Nací, en el oscuro cielo de la noche un brillo me miró, pensé que sería la luna, o tal vez una estrella. Dicen que al anochecer, cuando las últimas luces se apagan una estrella te llama, que te mira desde aquel lejano universo que nos rodea, que un fuego se enciende en tu pecho si acaso la escuchas, el alma se quiebra y se repara a si misma.
Nací, lo primero que observé en la oscuridad de esa noche fue un brillo que llenaba un hueco extraño en el alma que reencarnaba, pero no era una estrella, no era la luna, no era el reflejo de los soles en algún planeta lejano, era tu mirada la que me llamaba, eran tus ojos en el universo, hablándome con tu mirada en forma de un beso.

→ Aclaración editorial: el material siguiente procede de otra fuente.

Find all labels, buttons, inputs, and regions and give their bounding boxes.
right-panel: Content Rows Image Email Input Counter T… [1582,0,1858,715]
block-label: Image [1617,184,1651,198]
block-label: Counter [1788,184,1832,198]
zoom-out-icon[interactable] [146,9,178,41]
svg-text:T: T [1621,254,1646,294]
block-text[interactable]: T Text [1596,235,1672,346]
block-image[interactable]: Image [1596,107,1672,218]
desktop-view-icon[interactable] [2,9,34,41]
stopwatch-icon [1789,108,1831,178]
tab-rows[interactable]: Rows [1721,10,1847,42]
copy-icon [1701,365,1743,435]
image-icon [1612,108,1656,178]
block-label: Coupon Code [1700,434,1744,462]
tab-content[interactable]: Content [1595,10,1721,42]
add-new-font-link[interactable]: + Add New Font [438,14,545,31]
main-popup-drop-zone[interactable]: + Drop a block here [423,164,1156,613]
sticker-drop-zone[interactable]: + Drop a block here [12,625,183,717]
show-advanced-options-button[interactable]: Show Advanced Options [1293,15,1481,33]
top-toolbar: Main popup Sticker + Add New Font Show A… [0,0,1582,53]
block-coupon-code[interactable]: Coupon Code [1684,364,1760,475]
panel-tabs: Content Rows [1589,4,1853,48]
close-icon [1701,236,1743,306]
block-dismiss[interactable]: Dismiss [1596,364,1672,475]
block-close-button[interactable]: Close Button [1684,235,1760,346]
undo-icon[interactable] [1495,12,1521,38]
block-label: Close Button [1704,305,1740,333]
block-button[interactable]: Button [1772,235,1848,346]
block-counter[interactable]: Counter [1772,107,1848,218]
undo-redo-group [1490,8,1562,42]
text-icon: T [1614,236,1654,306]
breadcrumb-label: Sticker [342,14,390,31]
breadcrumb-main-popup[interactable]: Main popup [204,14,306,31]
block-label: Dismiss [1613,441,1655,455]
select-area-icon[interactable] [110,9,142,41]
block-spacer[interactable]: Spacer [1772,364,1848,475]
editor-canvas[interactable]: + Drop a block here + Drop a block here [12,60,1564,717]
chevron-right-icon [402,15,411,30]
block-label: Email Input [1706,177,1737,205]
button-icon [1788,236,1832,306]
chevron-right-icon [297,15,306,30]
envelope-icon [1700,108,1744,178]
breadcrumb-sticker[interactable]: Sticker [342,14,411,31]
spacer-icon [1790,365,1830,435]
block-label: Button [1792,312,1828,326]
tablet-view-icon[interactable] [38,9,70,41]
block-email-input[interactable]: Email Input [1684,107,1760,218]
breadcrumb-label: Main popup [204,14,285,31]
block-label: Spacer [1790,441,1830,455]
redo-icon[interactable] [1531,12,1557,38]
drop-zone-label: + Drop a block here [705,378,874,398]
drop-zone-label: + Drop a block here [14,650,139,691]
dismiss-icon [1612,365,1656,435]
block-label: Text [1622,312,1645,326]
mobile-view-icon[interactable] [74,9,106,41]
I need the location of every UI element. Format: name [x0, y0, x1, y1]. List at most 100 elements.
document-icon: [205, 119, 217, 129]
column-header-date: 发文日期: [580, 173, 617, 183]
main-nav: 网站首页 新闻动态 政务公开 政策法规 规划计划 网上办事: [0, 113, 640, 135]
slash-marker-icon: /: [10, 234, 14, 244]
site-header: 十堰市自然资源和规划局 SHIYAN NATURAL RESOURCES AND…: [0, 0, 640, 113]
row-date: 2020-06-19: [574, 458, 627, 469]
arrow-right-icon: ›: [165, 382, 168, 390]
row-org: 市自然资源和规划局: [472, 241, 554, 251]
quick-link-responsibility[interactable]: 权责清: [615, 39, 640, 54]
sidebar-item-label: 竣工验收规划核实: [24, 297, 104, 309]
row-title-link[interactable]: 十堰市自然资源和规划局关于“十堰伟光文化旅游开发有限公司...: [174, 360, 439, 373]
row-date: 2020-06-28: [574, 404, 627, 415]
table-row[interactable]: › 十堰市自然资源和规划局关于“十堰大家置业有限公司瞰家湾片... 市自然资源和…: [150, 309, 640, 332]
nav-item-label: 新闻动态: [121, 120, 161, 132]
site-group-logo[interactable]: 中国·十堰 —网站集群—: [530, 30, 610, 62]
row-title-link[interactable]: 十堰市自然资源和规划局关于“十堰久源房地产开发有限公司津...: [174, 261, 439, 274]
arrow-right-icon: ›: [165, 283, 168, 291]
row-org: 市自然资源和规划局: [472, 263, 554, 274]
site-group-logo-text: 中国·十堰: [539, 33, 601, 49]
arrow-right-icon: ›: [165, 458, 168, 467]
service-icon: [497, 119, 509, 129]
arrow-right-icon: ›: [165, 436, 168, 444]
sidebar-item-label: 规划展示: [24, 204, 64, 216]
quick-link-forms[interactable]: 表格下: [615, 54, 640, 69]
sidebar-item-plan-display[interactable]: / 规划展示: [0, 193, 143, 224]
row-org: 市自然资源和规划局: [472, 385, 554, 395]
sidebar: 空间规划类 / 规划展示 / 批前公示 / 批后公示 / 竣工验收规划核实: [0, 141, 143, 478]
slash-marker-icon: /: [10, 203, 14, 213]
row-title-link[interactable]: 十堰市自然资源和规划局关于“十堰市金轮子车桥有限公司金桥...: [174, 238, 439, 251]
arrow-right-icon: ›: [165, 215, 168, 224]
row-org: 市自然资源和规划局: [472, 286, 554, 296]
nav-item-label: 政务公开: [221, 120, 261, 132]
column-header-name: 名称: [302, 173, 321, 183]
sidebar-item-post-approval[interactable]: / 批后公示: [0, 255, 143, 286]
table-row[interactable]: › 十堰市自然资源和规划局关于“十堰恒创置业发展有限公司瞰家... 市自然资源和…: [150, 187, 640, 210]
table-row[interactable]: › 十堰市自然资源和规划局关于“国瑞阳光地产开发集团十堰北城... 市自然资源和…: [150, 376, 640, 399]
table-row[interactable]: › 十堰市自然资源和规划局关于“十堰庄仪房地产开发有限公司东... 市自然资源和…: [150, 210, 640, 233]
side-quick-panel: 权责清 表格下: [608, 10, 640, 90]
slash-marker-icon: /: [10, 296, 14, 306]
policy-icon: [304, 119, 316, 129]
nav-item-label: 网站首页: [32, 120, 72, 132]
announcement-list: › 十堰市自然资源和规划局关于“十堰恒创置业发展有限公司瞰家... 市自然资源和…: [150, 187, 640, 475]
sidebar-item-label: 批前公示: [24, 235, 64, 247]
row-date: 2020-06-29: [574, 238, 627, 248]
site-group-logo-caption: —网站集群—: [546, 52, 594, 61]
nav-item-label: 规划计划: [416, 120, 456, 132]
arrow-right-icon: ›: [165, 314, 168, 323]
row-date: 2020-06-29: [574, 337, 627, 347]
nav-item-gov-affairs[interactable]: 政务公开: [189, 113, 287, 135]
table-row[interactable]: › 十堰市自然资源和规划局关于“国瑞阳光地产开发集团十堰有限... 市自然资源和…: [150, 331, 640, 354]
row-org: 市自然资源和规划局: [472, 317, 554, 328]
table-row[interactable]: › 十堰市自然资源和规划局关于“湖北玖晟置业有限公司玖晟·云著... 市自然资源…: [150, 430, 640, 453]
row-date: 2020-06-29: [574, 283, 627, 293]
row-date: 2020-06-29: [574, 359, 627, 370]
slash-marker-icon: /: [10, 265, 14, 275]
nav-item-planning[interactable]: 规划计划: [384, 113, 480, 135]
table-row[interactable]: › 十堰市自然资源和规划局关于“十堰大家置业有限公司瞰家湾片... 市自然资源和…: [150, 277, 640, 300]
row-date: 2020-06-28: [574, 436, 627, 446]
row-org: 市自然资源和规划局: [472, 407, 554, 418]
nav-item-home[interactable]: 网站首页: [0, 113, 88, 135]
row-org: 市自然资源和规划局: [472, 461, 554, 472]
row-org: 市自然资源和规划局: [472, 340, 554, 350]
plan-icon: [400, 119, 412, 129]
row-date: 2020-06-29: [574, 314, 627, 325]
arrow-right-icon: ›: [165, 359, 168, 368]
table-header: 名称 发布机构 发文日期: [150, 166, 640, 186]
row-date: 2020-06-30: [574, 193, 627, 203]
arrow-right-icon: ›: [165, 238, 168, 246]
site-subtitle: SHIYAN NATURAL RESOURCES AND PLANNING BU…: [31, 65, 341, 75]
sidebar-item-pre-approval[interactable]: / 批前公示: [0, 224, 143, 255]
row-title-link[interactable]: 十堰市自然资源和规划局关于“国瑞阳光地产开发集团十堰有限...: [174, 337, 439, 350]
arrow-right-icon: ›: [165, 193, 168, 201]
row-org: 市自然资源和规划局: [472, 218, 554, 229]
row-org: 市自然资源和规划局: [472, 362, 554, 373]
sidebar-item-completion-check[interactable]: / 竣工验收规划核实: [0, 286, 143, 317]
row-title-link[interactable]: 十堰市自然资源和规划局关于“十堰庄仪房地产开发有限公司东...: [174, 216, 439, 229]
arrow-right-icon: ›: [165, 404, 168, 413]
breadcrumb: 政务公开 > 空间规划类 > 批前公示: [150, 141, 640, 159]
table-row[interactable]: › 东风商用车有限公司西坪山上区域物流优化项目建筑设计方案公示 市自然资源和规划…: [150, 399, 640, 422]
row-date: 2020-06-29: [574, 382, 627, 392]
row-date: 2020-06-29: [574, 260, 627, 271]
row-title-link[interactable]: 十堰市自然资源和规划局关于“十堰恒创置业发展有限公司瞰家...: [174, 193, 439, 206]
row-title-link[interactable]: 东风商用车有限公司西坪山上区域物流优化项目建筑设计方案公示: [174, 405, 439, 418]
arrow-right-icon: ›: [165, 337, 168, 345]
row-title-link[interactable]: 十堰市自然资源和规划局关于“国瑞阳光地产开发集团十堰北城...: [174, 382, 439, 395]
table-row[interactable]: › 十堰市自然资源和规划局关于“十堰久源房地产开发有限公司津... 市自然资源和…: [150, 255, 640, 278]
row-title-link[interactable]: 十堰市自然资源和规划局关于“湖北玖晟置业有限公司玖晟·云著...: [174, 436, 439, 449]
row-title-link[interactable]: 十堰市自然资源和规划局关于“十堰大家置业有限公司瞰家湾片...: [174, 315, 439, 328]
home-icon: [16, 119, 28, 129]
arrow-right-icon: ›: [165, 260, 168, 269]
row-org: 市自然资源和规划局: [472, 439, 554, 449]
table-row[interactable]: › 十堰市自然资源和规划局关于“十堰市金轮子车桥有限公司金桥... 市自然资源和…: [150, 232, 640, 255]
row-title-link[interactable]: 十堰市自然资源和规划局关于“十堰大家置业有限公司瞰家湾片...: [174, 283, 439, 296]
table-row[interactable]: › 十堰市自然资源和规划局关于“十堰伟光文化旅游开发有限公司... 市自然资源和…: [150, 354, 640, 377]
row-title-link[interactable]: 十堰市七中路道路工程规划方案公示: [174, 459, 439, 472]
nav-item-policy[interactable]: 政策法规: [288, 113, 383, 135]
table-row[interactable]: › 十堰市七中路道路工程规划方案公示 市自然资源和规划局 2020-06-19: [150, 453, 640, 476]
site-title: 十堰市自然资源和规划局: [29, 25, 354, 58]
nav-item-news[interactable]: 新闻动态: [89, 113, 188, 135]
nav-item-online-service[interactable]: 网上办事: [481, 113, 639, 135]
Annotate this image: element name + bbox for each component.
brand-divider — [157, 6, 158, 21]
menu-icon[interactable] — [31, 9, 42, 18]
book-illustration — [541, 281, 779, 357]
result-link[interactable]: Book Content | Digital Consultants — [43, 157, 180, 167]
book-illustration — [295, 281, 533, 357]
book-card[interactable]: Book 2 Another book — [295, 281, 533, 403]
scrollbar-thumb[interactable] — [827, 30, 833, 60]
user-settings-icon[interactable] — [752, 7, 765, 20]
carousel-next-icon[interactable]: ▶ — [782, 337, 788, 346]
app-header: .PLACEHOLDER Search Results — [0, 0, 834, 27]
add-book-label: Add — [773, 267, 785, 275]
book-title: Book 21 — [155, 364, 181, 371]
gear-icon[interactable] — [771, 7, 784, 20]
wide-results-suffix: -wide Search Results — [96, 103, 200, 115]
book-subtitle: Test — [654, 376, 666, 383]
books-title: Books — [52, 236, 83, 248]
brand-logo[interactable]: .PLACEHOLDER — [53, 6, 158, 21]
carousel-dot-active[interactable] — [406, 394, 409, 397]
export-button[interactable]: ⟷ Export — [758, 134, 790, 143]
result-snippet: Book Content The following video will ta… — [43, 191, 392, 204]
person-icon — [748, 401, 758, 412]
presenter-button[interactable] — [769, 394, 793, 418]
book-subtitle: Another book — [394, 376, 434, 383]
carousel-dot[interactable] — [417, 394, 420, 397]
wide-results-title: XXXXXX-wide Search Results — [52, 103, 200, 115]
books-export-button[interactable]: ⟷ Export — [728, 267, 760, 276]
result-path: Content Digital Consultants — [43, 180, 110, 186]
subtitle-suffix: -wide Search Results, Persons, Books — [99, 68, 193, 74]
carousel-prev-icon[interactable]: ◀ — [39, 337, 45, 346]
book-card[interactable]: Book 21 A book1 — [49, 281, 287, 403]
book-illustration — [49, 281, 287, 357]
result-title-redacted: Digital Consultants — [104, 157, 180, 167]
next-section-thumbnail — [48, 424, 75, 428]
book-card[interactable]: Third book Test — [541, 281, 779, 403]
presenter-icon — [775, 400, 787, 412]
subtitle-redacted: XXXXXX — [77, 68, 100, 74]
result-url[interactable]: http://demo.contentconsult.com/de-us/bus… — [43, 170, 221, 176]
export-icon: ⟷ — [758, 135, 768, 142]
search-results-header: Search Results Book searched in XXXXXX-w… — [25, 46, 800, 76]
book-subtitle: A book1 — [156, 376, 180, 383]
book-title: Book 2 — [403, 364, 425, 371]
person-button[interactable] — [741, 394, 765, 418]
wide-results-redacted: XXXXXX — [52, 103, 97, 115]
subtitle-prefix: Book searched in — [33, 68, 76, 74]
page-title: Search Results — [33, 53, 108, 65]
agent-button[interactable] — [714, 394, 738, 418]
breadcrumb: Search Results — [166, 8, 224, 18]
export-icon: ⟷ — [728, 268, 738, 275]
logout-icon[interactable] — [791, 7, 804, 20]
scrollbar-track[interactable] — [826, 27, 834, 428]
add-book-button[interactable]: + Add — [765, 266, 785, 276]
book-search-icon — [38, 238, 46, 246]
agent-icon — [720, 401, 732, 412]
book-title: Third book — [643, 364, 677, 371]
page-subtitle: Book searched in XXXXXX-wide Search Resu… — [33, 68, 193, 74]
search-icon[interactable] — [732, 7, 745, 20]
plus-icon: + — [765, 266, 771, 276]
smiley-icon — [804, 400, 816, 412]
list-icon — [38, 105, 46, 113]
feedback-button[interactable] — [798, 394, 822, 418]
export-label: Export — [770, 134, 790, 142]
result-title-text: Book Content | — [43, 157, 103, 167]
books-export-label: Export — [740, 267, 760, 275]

Nací, un sueño inundó mi voz y esta se quebró, creí que podría relatarte leyendas, creí que podría mostrarte la tonalidad de un cielo que comenzó a llenarse de fuego, de los espíritus de aquellos hombres que habitaron alguna vez en estos terrenos, pero tus ojos me dejaron mudo mientras me llenaron de tus leyendas, tus historias no cesaron y yo aprendí de cada una de ellas.
Nací, un beso fue todo lo que pude entregarte y tu lo respondiste con una sonrisa, y también me besaste, mi voz reapareció, mi voz te dijo amarte y tu corazón se incendió, tu mirada volvió a brillar y mi alma se inmutó en un canto que comenzó a elevarse hacia la eternidad, quise relatar la leyenda de nuestros caminos, quise cantarle a la oscuridad.
Soñé que el silencio nos consumía, que el fuego se esparcía, que el universo se comprimía en un agujero negro nacido de la oscuridad de nuestra historia, soñé que nacería, y despertaría. Nací en el oscuro cielo de la noche, mirando al mundo, buscándote en cada rincón, entre realidades y mundos terrenales, y te encontré mirándome directo, con un brillo que nacía de tu alma, te encontré cuando decidiste darme un beso.